Distributed team needs to go for mandatory training to run into full fledge agile teams so that they could understand the potential impact of making the change. Although the project teams are undergoing through while adjusting to be a distributed agile teams, it becomes more important for them to understand and adhere to Scrum, rather than immediately thinking that Scrum needs to be changed.
I believe that collaboration becomes very important in distributed teams as they collectively responsible for delivering on their commitments. One important key to having success in managing distributed team is to have a high commitment level from all team members, and the best way to get that is to give them ownership over how they will work.
Another key to embrace self-managed distributed team is valuing the entire team and not having an “us versus them” atmosphere between different Scrum Teams on the project. The best ways to build relationship within teams is to find ways to share the pain of being a distributed team, to get to know each other as people, and to foster frequent, quality communications between team members.
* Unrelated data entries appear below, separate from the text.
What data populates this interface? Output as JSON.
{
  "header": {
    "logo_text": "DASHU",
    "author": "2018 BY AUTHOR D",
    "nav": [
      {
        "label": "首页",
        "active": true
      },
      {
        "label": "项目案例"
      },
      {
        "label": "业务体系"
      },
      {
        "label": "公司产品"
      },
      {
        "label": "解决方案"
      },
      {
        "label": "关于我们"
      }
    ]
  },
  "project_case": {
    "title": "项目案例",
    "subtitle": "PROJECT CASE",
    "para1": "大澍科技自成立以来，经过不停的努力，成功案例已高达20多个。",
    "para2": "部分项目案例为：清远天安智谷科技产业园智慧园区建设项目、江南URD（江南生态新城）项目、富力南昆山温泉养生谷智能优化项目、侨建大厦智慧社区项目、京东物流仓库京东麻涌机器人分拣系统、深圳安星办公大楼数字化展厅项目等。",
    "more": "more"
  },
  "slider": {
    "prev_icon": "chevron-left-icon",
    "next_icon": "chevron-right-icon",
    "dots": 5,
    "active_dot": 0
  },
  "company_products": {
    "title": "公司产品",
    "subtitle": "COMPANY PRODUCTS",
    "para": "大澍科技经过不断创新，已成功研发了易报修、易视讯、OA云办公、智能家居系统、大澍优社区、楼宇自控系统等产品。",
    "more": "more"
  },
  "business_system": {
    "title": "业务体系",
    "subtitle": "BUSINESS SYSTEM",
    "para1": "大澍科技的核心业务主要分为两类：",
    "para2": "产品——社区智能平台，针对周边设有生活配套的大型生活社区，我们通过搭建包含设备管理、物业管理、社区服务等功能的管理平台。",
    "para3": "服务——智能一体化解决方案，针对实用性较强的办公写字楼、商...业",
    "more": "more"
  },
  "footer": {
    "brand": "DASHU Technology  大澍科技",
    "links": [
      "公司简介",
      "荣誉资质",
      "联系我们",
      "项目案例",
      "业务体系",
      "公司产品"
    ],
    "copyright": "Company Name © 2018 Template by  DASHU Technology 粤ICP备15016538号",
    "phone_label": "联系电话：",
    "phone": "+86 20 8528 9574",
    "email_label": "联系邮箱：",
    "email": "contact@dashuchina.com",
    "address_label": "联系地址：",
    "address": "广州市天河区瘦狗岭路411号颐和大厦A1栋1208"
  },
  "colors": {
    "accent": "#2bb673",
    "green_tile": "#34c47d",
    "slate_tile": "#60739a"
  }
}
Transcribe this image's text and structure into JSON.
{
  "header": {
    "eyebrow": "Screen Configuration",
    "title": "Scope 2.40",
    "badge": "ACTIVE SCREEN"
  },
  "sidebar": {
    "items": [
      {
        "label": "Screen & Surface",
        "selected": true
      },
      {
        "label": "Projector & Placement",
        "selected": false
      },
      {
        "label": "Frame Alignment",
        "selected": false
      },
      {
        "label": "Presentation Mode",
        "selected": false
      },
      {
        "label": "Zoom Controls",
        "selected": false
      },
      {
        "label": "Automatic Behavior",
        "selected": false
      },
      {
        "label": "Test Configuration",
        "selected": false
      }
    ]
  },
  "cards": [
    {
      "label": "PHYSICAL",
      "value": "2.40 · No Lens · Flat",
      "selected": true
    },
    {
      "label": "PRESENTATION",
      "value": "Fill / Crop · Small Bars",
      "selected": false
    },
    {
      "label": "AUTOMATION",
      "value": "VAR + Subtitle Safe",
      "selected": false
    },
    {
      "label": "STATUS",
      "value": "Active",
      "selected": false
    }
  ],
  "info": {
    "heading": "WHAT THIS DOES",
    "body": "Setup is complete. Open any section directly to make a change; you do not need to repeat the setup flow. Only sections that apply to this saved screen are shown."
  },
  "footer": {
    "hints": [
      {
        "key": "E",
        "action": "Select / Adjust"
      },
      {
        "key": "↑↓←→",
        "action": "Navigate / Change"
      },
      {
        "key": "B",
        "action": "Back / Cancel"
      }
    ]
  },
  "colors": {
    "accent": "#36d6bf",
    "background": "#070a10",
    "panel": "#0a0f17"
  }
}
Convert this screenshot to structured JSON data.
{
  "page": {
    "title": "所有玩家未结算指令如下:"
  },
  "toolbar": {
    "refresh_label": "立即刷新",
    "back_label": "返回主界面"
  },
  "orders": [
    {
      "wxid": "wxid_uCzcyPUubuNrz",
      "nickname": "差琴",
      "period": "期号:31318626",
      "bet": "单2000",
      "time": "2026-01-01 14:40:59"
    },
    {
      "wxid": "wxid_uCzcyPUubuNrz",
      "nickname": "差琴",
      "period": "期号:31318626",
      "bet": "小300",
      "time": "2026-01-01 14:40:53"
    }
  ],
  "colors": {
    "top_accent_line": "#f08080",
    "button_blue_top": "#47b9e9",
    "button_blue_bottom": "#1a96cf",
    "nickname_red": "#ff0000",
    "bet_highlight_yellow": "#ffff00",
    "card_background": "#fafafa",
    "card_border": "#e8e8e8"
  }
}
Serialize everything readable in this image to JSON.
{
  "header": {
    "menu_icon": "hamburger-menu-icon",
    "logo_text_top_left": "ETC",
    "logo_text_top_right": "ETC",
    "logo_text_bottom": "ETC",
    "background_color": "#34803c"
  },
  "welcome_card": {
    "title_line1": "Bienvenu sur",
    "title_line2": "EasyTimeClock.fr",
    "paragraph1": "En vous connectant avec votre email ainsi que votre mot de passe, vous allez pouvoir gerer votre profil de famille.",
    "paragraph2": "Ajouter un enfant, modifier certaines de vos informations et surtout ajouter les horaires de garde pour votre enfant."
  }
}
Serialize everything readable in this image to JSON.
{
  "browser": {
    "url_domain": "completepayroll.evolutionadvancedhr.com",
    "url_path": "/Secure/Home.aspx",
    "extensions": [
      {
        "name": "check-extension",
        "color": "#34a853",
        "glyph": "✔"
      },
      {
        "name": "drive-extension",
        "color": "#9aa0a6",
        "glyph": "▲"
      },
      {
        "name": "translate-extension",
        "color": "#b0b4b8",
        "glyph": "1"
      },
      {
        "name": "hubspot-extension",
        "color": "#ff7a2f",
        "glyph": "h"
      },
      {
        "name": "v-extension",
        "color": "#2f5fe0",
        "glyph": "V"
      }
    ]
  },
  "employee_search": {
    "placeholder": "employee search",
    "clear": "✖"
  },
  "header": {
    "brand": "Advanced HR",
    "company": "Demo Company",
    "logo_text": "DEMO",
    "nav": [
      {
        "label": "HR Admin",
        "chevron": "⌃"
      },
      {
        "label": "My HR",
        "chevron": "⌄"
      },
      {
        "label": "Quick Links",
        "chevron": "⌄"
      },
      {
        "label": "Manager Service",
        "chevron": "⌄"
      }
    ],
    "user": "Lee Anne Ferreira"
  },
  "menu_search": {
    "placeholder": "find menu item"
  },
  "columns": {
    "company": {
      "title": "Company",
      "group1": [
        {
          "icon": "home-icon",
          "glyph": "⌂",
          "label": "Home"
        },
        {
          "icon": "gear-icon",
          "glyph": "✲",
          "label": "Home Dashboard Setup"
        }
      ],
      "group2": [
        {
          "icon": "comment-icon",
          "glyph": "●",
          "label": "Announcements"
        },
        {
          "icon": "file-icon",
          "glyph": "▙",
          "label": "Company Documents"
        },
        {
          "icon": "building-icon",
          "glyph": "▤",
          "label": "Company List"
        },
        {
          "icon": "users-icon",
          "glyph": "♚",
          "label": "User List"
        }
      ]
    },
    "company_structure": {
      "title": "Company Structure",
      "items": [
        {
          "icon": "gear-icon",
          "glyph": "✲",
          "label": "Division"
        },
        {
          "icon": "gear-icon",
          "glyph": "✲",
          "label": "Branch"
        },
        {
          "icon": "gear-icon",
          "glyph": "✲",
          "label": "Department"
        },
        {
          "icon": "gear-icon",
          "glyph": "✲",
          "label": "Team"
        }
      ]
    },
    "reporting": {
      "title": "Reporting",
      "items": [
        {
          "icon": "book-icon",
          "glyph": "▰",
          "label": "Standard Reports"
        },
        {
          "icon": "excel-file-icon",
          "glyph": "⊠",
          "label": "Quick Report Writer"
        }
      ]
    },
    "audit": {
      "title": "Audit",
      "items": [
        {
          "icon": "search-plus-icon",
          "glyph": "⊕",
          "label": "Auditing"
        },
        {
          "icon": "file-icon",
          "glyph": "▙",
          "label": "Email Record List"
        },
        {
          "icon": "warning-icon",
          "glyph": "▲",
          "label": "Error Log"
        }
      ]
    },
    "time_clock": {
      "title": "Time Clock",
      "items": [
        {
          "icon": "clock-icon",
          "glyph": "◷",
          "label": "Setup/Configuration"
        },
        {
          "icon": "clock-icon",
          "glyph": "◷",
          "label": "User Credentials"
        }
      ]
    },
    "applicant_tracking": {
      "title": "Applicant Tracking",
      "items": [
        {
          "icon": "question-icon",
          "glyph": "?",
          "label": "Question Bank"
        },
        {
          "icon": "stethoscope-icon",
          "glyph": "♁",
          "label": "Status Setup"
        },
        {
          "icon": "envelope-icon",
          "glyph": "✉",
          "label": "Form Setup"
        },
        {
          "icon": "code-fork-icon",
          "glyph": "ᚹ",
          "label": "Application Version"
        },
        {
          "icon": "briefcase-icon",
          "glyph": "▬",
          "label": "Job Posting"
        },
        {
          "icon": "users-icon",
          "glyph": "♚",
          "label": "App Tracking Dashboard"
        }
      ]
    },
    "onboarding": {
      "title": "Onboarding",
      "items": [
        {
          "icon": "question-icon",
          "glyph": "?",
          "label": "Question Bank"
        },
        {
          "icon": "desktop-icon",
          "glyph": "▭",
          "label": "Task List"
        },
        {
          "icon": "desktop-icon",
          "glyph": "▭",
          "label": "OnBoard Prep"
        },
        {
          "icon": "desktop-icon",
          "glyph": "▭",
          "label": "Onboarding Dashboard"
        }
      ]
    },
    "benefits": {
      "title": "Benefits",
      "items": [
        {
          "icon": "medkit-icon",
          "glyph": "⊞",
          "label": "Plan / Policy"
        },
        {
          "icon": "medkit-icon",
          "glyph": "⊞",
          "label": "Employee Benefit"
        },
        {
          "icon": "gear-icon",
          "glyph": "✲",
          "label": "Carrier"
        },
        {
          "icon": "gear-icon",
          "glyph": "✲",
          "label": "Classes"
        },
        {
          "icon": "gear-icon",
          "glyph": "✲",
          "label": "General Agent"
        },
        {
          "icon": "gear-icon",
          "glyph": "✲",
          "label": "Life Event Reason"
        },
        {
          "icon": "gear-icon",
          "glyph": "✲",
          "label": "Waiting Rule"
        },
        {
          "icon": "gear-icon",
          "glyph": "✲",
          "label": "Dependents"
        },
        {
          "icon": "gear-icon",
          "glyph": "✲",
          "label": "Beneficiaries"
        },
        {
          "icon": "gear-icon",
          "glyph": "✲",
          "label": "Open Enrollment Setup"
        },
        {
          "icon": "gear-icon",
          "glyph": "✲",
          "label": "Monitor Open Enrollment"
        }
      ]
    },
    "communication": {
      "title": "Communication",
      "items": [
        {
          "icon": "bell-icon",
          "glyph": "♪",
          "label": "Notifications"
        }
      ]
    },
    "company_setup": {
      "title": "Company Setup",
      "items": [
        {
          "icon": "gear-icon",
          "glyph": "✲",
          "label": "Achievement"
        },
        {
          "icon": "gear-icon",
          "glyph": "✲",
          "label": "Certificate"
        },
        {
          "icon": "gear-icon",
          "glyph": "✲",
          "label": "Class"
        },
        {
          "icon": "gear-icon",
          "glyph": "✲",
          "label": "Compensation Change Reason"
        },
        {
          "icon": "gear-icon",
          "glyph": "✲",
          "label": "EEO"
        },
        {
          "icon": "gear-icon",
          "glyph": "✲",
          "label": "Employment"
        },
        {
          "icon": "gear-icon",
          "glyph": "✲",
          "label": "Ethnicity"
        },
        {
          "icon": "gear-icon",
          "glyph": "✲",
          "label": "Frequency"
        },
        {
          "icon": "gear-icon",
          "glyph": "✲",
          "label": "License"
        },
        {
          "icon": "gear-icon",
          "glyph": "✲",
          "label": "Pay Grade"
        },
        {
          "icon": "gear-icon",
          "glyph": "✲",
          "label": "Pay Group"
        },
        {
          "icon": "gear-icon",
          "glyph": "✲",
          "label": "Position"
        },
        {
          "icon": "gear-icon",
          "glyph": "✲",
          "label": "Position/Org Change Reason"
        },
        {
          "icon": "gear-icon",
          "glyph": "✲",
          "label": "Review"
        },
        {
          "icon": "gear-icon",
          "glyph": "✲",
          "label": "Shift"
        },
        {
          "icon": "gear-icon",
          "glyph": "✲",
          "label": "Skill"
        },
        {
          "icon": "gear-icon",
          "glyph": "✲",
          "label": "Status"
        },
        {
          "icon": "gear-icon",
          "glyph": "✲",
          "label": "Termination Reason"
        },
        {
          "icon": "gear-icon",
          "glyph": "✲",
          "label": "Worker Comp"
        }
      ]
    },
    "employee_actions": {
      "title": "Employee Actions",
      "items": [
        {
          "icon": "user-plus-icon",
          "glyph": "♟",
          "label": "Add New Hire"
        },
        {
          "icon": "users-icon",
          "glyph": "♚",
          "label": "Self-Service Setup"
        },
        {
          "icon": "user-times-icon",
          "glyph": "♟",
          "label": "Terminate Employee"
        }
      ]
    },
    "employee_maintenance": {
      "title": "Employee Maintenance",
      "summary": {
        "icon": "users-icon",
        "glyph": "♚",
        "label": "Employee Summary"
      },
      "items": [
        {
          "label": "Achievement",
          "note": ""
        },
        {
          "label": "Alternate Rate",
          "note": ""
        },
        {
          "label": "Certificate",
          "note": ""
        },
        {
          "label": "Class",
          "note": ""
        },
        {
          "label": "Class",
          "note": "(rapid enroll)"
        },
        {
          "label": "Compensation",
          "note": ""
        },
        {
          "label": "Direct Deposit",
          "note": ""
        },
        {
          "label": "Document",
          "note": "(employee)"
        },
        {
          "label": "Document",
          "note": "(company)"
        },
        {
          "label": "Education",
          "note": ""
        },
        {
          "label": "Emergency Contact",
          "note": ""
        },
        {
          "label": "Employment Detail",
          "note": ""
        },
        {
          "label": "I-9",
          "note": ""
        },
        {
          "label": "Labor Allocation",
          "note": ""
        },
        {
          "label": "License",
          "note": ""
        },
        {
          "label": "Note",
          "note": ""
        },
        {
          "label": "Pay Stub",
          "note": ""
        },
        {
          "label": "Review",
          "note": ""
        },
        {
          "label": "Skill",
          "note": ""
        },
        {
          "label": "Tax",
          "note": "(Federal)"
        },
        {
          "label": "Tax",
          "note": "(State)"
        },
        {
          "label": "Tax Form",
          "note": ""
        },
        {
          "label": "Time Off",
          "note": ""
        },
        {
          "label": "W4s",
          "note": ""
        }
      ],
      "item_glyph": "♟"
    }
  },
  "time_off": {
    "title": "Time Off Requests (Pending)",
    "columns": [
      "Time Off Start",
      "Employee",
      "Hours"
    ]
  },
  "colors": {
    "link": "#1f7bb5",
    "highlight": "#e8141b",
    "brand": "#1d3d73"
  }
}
Another way to introspect the distributed team management is to use their Sprint Retrospectives to see what they are doing and how they are communicating is working for them; when they need to adjust, they should do so as fast as possible.
I must say the teams with members distributed across sites can enhance code ownership and improve autonomy essential to team self-organization. Automated communication of Product and Sprint backlogs throughout the organization combined with upward reporting of teams’ status to management can tightly align the team distributed teams together.